My prayer life had become an endless loop of confession. Like Paul in Romans: “I do not do the good I want, but the evil I do not want is what I keep on doing.”
I’ve suffered lots of failures. Lots. But where was the joy?
I looked and looked.
Nothing.
Thought and feeling merged into a single, devastating realization: “Maybe I didn’t deserve joy.”
Then God interrupted my doubts and fears with chalk and wonder.
It happened on an ordinary walk. Down my usual trail—tree-lined streets giving way to forest, a blacktopped spiral descending into a two-mile paved path through tall pines and creeks and wooden bridges.
Most days I walk with my wife. This time I’d gone alone, carrying the same questions I’d been wrestling with for weeks: How do you find joy in ordinary moments? In disappointments? In suffering?
At the bottom of that spiral, I asked the Spirit directly: Show me how to find and celebrate joy…in all things.
And He did—in a way He knew I would understand and fully appreciate.
What happened next only makes sense if you know about my childhood obsession. Back to 1985.
As a kid, I would sneak out of the bathroom window of our small, ranch-style home and climb up onto the roof. For hours I’d lie on my back, gazing up at the night sky. Summer or winter—didn’t matter.
That vast, black canvas dotted with hundreds of twinkling lights had a way of putting everything in perspective. Orion and his belt. The Big Dipper. All nine planets, plus the moon, no larger than my thumbnail. I’d close my eyes and imagine visiting each one.
Returning to the real world, I’d check out every astronomy book from the library, mesmerized by the photographs.
I joined the Planetary Society in 1992. Still a member today.

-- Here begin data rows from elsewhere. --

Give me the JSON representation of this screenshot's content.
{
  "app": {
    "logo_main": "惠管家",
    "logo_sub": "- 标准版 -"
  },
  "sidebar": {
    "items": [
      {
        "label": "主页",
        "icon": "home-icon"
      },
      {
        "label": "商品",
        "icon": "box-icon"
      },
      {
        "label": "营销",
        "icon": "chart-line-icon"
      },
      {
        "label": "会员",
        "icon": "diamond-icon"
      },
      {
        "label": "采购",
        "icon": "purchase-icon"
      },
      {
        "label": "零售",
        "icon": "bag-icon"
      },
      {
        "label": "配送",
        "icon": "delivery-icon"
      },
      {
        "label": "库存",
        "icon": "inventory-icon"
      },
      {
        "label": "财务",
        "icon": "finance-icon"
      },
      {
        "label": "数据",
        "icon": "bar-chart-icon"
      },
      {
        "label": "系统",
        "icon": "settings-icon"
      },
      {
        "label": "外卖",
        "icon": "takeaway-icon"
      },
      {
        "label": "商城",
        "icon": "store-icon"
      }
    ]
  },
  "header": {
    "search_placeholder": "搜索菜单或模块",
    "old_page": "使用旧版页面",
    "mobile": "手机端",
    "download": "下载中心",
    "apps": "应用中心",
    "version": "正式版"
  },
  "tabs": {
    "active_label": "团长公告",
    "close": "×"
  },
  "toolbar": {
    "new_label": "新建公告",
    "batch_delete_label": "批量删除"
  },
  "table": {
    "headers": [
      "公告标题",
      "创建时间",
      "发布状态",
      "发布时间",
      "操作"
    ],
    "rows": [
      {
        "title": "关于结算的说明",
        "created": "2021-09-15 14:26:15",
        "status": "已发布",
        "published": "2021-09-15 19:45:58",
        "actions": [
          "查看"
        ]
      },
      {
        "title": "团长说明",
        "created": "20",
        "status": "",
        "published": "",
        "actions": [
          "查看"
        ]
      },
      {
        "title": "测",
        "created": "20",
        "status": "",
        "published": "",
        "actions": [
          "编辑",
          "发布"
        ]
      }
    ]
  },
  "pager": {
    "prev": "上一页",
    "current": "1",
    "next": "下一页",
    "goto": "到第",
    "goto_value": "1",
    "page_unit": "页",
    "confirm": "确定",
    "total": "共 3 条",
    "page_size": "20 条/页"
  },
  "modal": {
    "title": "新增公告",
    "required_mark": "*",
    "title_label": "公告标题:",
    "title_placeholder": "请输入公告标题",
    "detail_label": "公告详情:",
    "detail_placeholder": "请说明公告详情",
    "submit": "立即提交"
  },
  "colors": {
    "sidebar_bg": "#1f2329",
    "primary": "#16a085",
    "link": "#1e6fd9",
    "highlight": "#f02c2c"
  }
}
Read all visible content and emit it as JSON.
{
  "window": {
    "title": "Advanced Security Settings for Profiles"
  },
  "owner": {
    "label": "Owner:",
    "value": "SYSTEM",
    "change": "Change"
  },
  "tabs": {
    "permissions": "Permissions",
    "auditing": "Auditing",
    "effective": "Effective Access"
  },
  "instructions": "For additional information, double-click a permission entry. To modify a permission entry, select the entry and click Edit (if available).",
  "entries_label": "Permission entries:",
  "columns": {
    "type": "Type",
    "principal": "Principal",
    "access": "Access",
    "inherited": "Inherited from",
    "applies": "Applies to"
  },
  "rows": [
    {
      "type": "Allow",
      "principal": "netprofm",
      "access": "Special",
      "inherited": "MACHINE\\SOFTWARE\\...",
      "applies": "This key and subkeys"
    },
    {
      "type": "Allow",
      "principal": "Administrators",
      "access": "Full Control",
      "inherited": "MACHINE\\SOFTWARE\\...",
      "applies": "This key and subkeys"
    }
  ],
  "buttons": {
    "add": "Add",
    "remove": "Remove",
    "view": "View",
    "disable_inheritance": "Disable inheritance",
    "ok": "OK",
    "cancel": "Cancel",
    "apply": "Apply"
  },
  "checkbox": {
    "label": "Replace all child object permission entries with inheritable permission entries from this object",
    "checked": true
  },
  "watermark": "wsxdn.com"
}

Carl Sagan was my hero. I had all his books. Pale Blue Dot, Contact, Cosmos. I owned all of his VHS tapes. My dad and I watched Cosmos, his award-winning television series, more times than I can count. I even convinced myself that Carl and I were kindred spirits. After all, we shared a birthday.
In college I attempted majoring in astronomy, only to discover it was intensely mathematical when all I wanted was to gaze up and ponder mysteries.
So there I was, stepping onto that familiar trail, having just asked the Spirit to help me find and celebrate joy. I looked down and saw something that made me laugh out loud. That sudden laugh of recognition when something unexpected hits you just right.
Beneath my feet, a chalk drawing of a gray, circular disk with the word “Mercury” printed in careful block letters beside it.
Several feet further: Venus. Then Earth.
Someone—a child, I assumed—had recreated our entire solar system, drawn to scale in feet rather than miles.
As I continued my walk, Jupiter appeared, then Saturn, Uranus, and Neptune. Each separated by the kind of careful spacing that mimicked the vast distances of space, compressed now into a neighborhood walking path.
All I could think about was my childhood wonder on that rooftop, and the wonder of this child who, likely with a parent’s help, had created this beautiful piece of sidewalk art. And here I was, getting to stumble upon it, getting to experience that same sense of awe I’d felt as a boy.
That was joy.
It isn’t always loud or obvious. Sometimes it’s quietly recognizing that the same God who hung the stars also delights in a child’s creativity and orchestrates divine appointments between His searching children and the very answers they need.
The solar system will wash away with the next rain. But the reminder it gave me will last: joy is all around us, waiting to be discovered by those who have eyes to see and hearts open to wonder.
Maybe it’s drawn in chalk.
It’s probably closer than you think.
And today? Joy might be waiting for you.